そういえばと思い、服を着ながらリールさんに聞いてみた。

「ありがとうございます。そういえば、さっき言ってた噂ってなんですか?」

リールさんは、楽しそうに笑いながら俺の質問を答えてくれる。

「昨日、アレン様が正門から戻られた時に大事そうに男の子を抱えて居たとか、
顔を見ようとした人に威圧をしてたとか、
みんなの前で大事な人と宣言してたとかですよ。
そこからみんなが憶測をして、お見合いを断り続けたアレン様がやっと花嫁になる人を連れ帰ったとか、
アレン様にやっと春が来たって凄い噂になってるの。
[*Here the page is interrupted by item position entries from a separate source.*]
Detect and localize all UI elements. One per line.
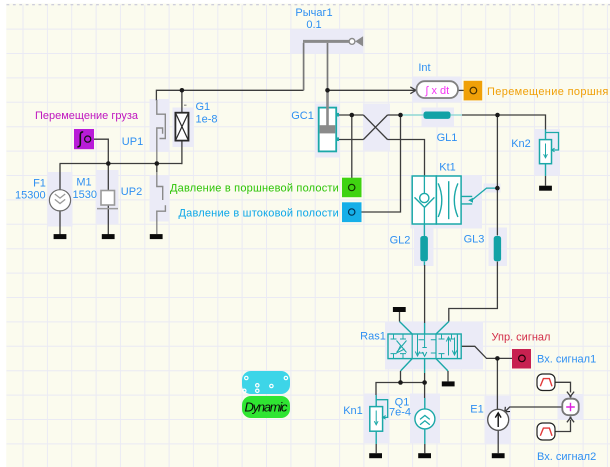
- junction (424.6,382.5): [422, 380, 427, 385]
- svg-text:G1: G1: [196, 101, 211, 113]
- junction (181.9,90.3): [180, 88, 185, 93]
- position sensor (Перемещение груза): [35, 110, 139, 149]
- wire: Q1 to ground: [424, 429, 426, 453]
- hard stop UP2: [121, 172, 166, 234]
- wire: J2 down to rod-pressure sensor: [355, 115, 400, 212]
- svg-text:Рычаг1: Рычаг1: [295, 7, 332, 19]
- ground (Kn1): [369, 453, 382, 458]
- wire: GL3 down and across to valve: [449, 262, 498, 322]
- hydraulic line GL1: [424, 112, 458, 145]
- gap/backlash G1: [175, 101, 217, 141]
- wire: valve top-right port diagonal: [436, 322, 449, 335]
- svg-text:Int: Int: [418, 62, 430, 74]
- wire: valve pilot port to control node: [461, 346, 518, 358]
- svg-text:0.1: 0.1: [306, 19, 321, 31]
- svg-text:Давление в штоковой полости: Давление в штоковой полости: [178, 208, 339, 220]
- junction (497.4,358.4): [495, 356, 500, 361]
- ground (Q1): [418, 453, 431, 458]
- wire: force source F1 riser: [59, 164, 61, 190]
- pulse source Вх. сигнал1: [537, 374, 555, 391]
- rod-cavity pressure sensor: [178, 202, 361, 222]
- junction (156.8,163.5): [155, 161, 160, 166]
- wire: integrator output to piston-position sensor: [458, 89, 470, 91]
- svg-text:F1: F1: [33, 178, 46, 190]
- wire: Kt1 control diagonal: [472, 188, 498, 200]
- wire: GL1 to Kn2 drop: [462, 115, 546, 130]
- junction (400.5,115): [398, 113, 403, 118]
- wire: crossing diagonal rod side: [363, 115, 387, 140]
- wire: J6 to pump Q1: [424, 383, 426, 409]
- wire: Kn1 upper stem: [375, 395, 377, 407]
- junction (497.4,188.1): [495, 186, 500, 191]
- svg-text:GL3: GL3: [464, 234, 485, 246]
- svg-text:UP2: UP2: [121, 186, 142, 198]
- svg-text:Вх. сигнал1: Вх. сигнал1: [537, 354, 596, 366]
- wire: GL2 chain Kt1 to valve: [423, 224, 425, 334]
- svg-text:7e-4: 7e-4: [389, 407, 411, 419]
- lever Рычаг1: [295, 7, 363, 90]
- svg-text:Kn1: Kn1: [343, 405, 363, 417]
- wire: G1 bottom branch: [181, 141, 183, 165]
- wire: crossing diagonal piston side: [363, 115, 387, 140]
- svg-text:1e-8: 1e-8: [196, 114, 218, 126]
- mass M1: [73, 177, 119, 209]
- pulse source Вх. сигнал2: [537, 423, 596, 463]
- junction (351.8,115): [350, 113, 355, 118]
- svg-text:E1: E1: [470, 404, 483, 416]
- wire: mass M1 riser: [107, 164, 109, 191]
- Dynamic logo: [242, 371, 290, 418]
- ground (UP2): [150, 234, 163, 239]
- wire: E1 to ground: [497, 430, 499, 453]
- ground (valve bottom-right, tank): [442, 381, 455, 386]
- wire: position sensor to bus: [91, 139, 108, 163]
- hydraulic line GL2: [390, 235, 428, 262]
- svg-text:Ras1: Ras1: [360, 331, 386, 343]
- svg-text:GL1: GL1: [437, 132, 458, 144]
- voltage/effort source E1: [470, 404, 508, 431]
- wire: pulse source 2 to adder: [555, 417, 574, 432]
- svg-text:Перемещение груза: Перемещение груза: [35, 110, 139, 122]
- wire: piston line to throttle Kt1: [388, 140, 425, 177]
- wire: valve bottom-left port to J5: [401, 359, 413, 383]
- wire: valve top-left port to ground: [400, 312, 413, 334]
- adder (+): [562, 399, 578, 415]
- junction (327.5,90.3): [325, 88, 330, 93]
- wire: valve bottom-right port to ground: [436, 359, 448, 382]
- directional valve Ras1: [360, 331, 461, 359]
- wire: UP2 junction stub: [156, 164, 158, 173]
- ground (F1): [54, 234, 67, 239]
- wire: J3 down through Kt1 control to GL3: [496, 115, 498, 236]
- wire: lower mechanical bus y=163.5: [60, 163, 182, 165]
- wire: control node down to E1: [496, 358, 498, 409]
- ground (M1): [102, 234, 115, 239]
- relief valve Kn1: [343, 400, 387, 432]
- svg-text:Dynamic: Dynamic: [245, 400, 289, 415]
- svg-text:Вх. сигнал2: Вх. сигнал2: [537, 451, 596, 463]
- control signal sensor (Упр. сигнал): [492, 332, 597, 369]
- svg-text:M1: M1: [76, 177, 91, 189]
- junction (497.5,115): [495, 113, 500, 118]
- junction (400.5,382.5): [398, 380, 403, 385]
- wire: M1 to ground: [107, 205, 109, 235]
- svg-text:GL2: GL2: [390, 235, 411, 247]
- wire: adder to E1 with arrow: [505, 407, 562, 412]
- wire: lever left pin to UP1 (mech net, y=90): [156, 90, 303, 100]
- wire: rod junction to integrator input: [328, 87, 416, 94]
- ground (E1): [492, 453, 505, 458]
- svg-text:∫ x dt: ∫ x dt: [424, 85, 449, 97]
- wire: valve bottom-center port to J6: [424, 359, 426, 383]
- wire: GL1 pale stems: [402, 114, 463, 116]
- svg-text:Kt1: Kt1: [439, 162, 456, 174]
- piston-cavity pressure sensor: [170, 178, 362, 198]
- svg-text:UP1: UP1: [122, 136, 143, 148]
- svg-text:Давление в поршневой полости: Давление в поршневой полости: [170, 183, 339, 195]
- wire: tank bus y=382.5: [376, 383, 425, 396]
- hydraulic cylinder GC1: [291, 90, 339, 151]
- svg-text:1530: 1530: [73, 189, 97, 201]
- wire: Kn1 to ground: [375, 431, 377, 453]
- piston displacement sensor (Перемещение поршня): [464, 81, 609, 101]
- wire: GC1 rod port: [339, 139, 364, 141]
- svg-text:Kn2: Kn2: [511, 138, 531, 150]
- force source F1: [15, 178, 71, 211]
- hydraulic line GL3: [464, 234, 501, 262]
- wire: pulse source 1 to adder: [555, 382, 574, 397]
- svg-text:15300: 15300: [15, 190, 46, 202]
- flow source Q1: [389, 397, 435, 429]
- hard stop UP1: [122, 100, 166, 164]
- svg-text:GC1: GC1: [291, 110, 314, 122]
- wire: to J2: [388, 114, 402, 116]
- wire: GC1 piston port to J1: [339, 114, 364, 116]
- ground (Kn2): [539, 186, 552, 191]
- relief valve Kn2: [511, 133, 558, 164]
- wire: J1 down to piston-pressure sensor: [351, 115, 353, 184]
- controlled throttle Kt1: [412, 162, 473, 225]
- svg-text:Перемещение поршня: Перемещение поршня: [487, 86, 609, 98]
- svg-text:Упр. сигнал: Упр. сигнал: [492, 332, 551, 344]
- junction (108.3,163.5): [106, 161, 111, 166]
- wire: Kn2 stems: [545, 130, 547, 186]
- ground (valve top-left, tank): [393, 307, 406, 312]
- wire: F1 to ground: [59, 211, 61, 235]
- integrator Int: [417, 62, 459, 98]
- wire: G1 top branch: [181, 90, 183, 112]
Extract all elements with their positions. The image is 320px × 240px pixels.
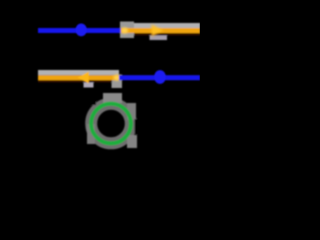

」

やっぱり昨日のことか……。


「なんですか、それ……。
恥ずかしすぎて街歩けないじゃないですか!?」

挙動不審な俺にリールさんがクスクスと笑いながら

「トオルさん、大丈夫ですよ?
みんなトオルさんの顔や髪の色のことは一言も触れていませんから!」

その言葉に俺は「それもそうか」と心を落ち着けた。


「まぁ、でも、あの様子のアレン様がトオルさんを一人で街に出すわけがありませんから時間の問題でしょうけどね?」


と最後に付け加える。




上げて下げるなんて酷い人だ…。

俺の様子を見てリールさんはまたクスクスと笑っていた。